Judith Bellwood me puso la zancadilla en clase de matemáticas. Vi cómo sacaba el pie al pasillo, pero demasiado tarde.

Me había tocado salir a la pizarra para resolver un problema. Yo iba mirando el enunciado que la profesora acababa de dictar. La verdad es que no tengo muy buena letra.

Cuando vi la zapatilla deportiva aparecer de repente en el pasillo, ya no podía detenerme. Tropecé y me caí de bruces. Las anillas de mi libreta se abrieron y las hojas se desparramaron por el suelo.

En la clase se armó un jaleo espantoso. Todos se reían y gritaban mientras yo intentaba levantarme. Judith y su amiga, Anna Frost, se tronchaban de risa.

Al caer me había golpeado en el codo; el dolor parecía recorrerme todo el cuerpo. Me puse en cuclillas y empecé a recoger los papeles, con la cara roja como un tomate.

—¡Muy bien, Sam! —dijo Anna con una enorme sonrisa.

—¡Que se repita! ¡Que se repita! —gritó alguien.

Al alzar la cara vi un brillo triunfal en los ojos verdes de Judith.

Soy la más alta de mi clase. Mido por lo menos cinco centímetros más que mi amigo, Cory Blinn, y eso que es el chico más alto.

También soy la persona más patosa que ha pisado la faz de la tierra. Y aunque soy alta, y delgada, eso no significa que sea ágil. En absoluto.

Pero, ¿por qué se organizan jaleos tan tremendos cuando tropiezo con una papelera, o tiro la bandeja del almuerzo, o me caigo en clase de matemáticas?
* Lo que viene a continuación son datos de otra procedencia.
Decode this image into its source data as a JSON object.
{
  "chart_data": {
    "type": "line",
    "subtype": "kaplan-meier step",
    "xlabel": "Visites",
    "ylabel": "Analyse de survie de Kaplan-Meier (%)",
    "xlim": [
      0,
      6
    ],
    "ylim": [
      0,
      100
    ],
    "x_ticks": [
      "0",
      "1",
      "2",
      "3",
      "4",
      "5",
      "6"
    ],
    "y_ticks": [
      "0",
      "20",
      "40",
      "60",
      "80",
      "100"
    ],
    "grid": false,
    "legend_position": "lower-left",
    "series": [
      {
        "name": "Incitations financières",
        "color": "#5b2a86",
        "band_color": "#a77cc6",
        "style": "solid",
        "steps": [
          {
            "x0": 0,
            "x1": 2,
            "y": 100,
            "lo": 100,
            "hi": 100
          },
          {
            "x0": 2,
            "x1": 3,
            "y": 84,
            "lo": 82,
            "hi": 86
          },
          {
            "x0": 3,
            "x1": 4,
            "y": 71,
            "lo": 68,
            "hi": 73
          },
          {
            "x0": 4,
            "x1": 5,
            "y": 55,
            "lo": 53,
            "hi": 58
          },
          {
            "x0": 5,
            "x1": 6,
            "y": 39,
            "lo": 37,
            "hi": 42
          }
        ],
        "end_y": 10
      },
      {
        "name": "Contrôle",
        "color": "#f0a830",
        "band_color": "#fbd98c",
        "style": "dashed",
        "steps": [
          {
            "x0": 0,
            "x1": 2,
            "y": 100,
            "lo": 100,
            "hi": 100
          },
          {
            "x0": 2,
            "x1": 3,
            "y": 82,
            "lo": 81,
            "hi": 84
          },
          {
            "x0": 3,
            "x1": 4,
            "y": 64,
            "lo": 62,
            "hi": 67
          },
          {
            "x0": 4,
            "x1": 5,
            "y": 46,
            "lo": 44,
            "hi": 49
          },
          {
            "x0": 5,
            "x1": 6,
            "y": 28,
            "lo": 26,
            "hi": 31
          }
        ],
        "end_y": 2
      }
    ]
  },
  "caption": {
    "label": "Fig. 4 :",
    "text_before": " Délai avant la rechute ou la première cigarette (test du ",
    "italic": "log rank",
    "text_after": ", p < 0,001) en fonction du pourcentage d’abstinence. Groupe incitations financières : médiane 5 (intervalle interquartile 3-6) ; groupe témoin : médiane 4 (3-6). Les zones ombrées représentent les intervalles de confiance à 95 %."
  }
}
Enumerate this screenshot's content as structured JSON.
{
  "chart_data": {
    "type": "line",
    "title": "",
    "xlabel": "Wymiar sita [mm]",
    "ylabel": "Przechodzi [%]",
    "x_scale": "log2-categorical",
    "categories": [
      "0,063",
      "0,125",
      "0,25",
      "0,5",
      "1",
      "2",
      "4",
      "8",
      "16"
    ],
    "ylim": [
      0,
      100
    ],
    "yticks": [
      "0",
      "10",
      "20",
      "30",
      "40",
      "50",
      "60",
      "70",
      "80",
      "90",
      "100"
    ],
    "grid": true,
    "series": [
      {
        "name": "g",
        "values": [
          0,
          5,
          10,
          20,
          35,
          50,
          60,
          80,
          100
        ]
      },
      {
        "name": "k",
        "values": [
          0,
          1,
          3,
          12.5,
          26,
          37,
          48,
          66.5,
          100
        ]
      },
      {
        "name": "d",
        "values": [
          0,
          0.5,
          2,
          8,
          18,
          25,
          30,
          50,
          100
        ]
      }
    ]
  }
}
Judith y Anna son unas estúpidas, eso es lo que pasa. Aunque mi nombre es Samantha Byrd, ellas me llaman la Zancuda. Judith siempre se está burlando de mí. «¿Por qué no levantas el vuelo? ¿Eh, Zancuda?», me dice continuamente. Y Anna y ella se mondan de risa, como si fuera el chiste más gracioso del mundo.

Ja ja. Menuda gracia.

Cory dice que Judith me tiene envidia, pero eso es una tontería. ¿Por qué me iba a tener envidia? Ella no mide casi dos metros, ella mide uno sesenta, perfecto para una niña de doce años. Judith tiene gracia, es atlética y muy guapa, la piel de porcelana, grandes ojos verdes y un pelo cobrizo y ondulado que le cae por la espalda.

¿Por qué me iba a tener envidia? Yo creo que Cory sólo intenta consolarme, pero se le da fatal.
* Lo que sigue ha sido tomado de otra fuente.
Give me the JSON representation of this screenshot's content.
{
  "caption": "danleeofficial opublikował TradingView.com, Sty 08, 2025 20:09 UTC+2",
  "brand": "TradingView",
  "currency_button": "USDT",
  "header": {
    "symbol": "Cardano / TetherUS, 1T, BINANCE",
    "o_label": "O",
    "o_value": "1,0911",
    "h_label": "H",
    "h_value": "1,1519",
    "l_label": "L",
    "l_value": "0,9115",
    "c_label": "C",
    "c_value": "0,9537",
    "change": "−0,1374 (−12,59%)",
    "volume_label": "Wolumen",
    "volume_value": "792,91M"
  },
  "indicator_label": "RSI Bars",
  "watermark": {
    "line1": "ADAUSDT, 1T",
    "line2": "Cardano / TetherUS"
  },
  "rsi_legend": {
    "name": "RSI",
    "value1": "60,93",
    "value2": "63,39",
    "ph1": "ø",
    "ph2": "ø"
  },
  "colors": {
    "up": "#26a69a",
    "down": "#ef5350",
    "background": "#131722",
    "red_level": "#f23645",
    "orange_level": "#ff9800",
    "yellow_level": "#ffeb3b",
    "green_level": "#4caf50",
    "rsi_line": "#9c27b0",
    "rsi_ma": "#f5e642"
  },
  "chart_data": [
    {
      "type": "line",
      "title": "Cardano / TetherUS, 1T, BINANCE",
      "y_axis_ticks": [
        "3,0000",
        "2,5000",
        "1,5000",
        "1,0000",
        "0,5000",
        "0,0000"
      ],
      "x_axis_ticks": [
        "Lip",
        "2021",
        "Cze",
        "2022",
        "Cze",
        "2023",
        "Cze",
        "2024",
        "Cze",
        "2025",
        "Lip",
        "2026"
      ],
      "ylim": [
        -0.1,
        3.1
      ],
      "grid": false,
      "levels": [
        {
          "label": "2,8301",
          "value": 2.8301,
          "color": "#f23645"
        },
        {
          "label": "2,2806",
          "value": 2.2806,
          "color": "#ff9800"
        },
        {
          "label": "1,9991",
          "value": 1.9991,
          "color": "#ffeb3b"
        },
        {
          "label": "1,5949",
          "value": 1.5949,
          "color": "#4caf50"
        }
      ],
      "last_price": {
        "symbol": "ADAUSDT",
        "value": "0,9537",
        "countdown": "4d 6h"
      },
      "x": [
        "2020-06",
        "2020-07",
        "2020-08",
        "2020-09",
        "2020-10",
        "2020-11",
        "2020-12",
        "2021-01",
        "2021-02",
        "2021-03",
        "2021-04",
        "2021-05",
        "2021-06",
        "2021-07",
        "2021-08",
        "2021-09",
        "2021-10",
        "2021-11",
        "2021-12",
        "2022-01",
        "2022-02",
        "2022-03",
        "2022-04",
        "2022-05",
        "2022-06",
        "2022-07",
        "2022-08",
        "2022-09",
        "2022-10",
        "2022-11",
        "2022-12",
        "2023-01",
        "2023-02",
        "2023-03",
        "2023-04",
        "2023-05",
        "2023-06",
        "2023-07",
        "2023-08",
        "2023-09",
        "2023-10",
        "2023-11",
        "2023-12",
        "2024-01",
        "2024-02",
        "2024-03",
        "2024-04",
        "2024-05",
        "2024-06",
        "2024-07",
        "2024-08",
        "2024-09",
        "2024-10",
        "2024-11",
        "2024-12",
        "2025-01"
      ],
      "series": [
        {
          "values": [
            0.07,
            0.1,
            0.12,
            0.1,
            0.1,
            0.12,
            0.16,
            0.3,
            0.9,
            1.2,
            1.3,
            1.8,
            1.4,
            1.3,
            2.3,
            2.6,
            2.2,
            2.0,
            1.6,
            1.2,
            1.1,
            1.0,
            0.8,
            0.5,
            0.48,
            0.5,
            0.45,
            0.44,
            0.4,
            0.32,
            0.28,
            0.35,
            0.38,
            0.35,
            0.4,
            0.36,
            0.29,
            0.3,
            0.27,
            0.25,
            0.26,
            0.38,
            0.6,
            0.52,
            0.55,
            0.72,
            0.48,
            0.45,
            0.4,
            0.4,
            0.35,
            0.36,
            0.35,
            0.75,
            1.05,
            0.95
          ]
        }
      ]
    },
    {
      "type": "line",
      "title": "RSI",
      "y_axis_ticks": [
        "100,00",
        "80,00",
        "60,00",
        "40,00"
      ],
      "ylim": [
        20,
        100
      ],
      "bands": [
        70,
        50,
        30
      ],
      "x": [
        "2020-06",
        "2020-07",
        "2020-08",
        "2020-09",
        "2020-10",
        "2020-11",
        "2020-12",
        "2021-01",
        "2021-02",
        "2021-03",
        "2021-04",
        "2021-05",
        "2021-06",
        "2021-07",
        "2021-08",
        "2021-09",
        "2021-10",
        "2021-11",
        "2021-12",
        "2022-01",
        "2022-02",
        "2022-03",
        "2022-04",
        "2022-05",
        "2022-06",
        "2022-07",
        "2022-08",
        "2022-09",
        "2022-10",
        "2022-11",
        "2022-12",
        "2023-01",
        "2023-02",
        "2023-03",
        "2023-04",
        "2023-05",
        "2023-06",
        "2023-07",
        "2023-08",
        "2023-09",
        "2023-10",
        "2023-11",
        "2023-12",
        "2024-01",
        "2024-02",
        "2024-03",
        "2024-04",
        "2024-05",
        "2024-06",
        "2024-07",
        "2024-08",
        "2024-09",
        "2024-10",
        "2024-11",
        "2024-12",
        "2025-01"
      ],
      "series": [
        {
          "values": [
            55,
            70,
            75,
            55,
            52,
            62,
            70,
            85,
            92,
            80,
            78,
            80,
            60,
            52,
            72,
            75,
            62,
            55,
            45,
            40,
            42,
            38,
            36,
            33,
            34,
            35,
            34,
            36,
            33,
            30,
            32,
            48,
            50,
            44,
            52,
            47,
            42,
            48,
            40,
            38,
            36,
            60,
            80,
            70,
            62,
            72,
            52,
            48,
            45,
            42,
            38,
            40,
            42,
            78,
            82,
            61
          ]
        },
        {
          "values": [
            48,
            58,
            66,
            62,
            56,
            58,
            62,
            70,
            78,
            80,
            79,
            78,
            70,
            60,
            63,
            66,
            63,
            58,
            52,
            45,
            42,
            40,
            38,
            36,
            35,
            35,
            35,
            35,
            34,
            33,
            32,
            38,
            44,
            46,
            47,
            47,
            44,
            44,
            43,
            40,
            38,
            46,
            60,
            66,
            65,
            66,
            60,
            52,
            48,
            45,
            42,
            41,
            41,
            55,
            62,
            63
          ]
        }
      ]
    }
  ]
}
En fin, el caso es que recogí las hojas y volví a ponerlas en las anillas. Sharon me preguntó si me había hecho daño. Sharon es mi profesora. Aquí, en el colegio de Montrose, todos tuteamos a los profesores. Yo le dije que no, aunque el codo me dolía un montón. Y me puse a resolver el problema en la pizarra.

La tiza chirrió y todo el mundo empezó a quejarse. No puedo evitarlo. No soy capaz de escribir en la pizarra sin que rechine la tiza. Tampoco es para tanto, ¿no?
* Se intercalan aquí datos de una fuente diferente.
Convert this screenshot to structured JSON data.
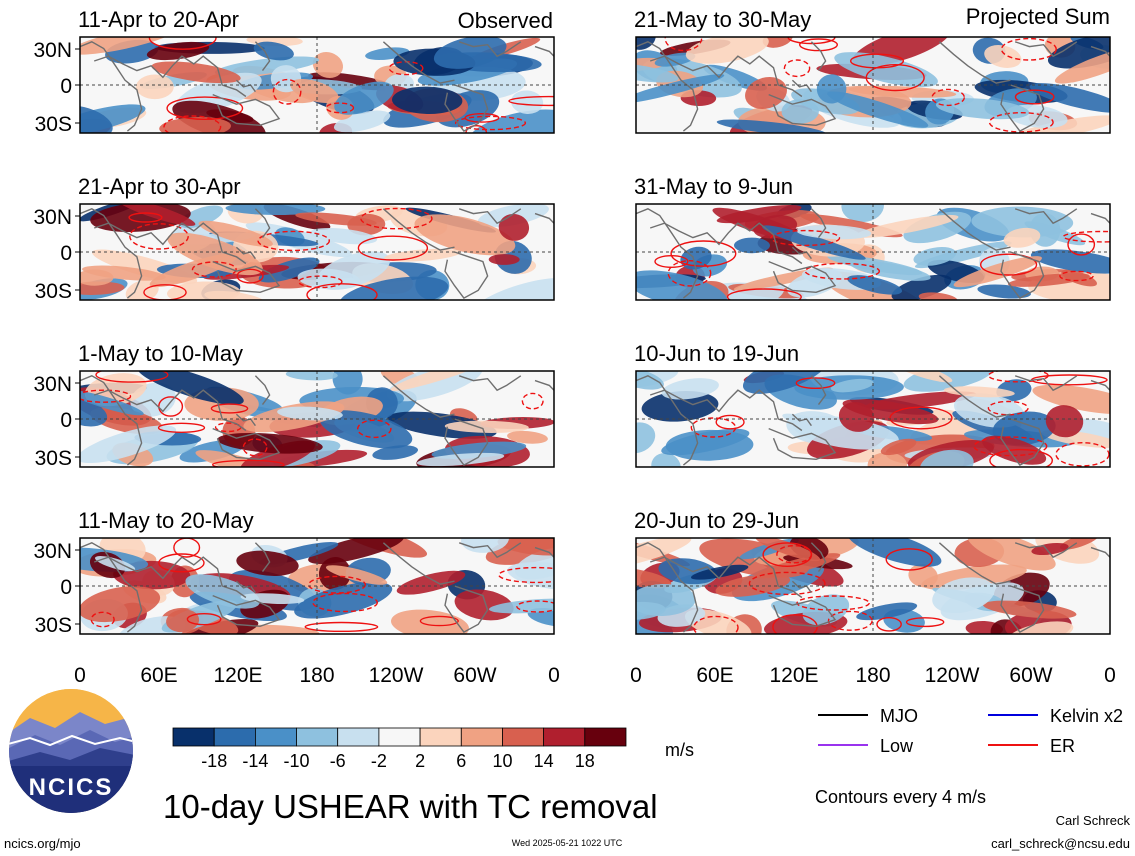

Oí que Judith le decía algo de mí a Anna, pero no lo entendí bien. Me giré y vi que las dos me miraban y se reían.

Como era de esperar, no supe resolver el problema. Me había equivocado en algún paso de la ecuación y no veía dónde.

Sharon se me acercó por detrás, cruzó sus bracitos sobre su horroroso jersey verde, y empezó a repasar las operaciones, intentando ver dónde estaba el error.

Y entonces, estaba cantado, Judith levantó la mano y dijo:

—Yo sé cuál es el problema, Sharon. Byrd no sabe sumar. Cuatro y dos son seis, no cinco.

Noté que me ponía colorada otra vez. ¿Qué haría yo si no estuviera Judith para señalar mis errores en público? La clase estalló en carcajadas de nuevo. Hasta a Sharon le pareció gracioso. Yo me tuve que quedar allí, delante de todo el mundo, aguantando el chaparrón. La torpe de Samantha Byrd, la tonta de la clase.

Borré mi estúpida equivocación y escribí bien los números pese a que la mano me temblaba. Estaba furiosa con Judith y conmigo misma, pero aguanté el tipo mientras volvía —con pies de plomo— a mi sitio. Ni siquiera miré a Judith cuando pasé a su lado.

Aguanté el tipo hasta la clase de cocina. Entonces se armó la gorda.